Sue Jaye Johnson is a documentary artist working in radio, photography, film and interactive technologies. A two-time Peabody Award winner, Johnson's work frequently looks at the role of women in society. Recently, she spearheaded an unprecedented collaboration between The New York Times, NPR and WNYC to tell the story of the first women to box in the Olympic games. The series included the radio diary of the then unknown teenage boxer Claressa "T-Rex" Shields. Claressa’s diary, which aired on NPR’s All Things Considered in 2012 led her to work on a feature documentary about Claressa's journey from Flint, Michigan to the top of the podium in London.
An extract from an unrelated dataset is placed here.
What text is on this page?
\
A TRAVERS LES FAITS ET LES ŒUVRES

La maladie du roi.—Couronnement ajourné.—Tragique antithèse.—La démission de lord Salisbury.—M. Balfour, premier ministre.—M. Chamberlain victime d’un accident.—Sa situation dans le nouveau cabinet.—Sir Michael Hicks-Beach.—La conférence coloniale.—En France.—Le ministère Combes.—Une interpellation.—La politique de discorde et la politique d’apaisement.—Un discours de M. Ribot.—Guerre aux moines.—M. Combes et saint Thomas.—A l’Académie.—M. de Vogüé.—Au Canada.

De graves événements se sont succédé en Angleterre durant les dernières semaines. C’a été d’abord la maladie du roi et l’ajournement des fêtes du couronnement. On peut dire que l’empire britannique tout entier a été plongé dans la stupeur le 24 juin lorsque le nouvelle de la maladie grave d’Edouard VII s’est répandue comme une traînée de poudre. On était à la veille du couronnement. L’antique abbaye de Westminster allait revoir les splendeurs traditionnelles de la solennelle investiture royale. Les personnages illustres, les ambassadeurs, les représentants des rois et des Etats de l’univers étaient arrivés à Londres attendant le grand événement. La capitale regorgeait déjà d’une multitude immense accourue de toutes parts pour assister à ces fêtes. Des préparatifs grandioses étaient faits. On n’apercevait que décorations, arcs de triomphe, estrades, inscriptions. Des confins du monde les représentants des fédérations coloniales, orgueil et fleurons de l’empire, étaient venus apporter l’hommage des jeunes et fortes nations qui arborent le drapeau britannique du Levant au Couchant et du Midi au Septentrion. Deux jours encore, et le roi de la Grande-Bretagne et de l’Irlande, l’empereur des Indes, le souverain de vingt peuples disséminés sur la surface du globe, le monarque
T-Rex premiered at SXSW aired on PBS's Independent Lens in August 2016, picking up festival audience awards including Hot Docs and San Francisco Film Society.
A pioneer in interactive documentaries, Johnson has collaborated with filmmakers, photographers and artists to create innovative web documentaries including 360degrees.org-Perspectives on the US Criminal Justice System and SonicMemorial.org, a sound archive of memories about the World Trade Center and 9/11.
She has worked extensively in South Africa where she co-produced Mandela: An Audio History, a five-part radio documentary for NPR and co-founded Iliso Labantu to support township-based photographers. Johnson is artist-in-residence with Rock Girl, a South Africa-based organization that brings girls on expeditions around the world. She has taught visual storytelling at Harvard University and Columbia University’s Graduate School of Journalism and is a Creative Capital grantee.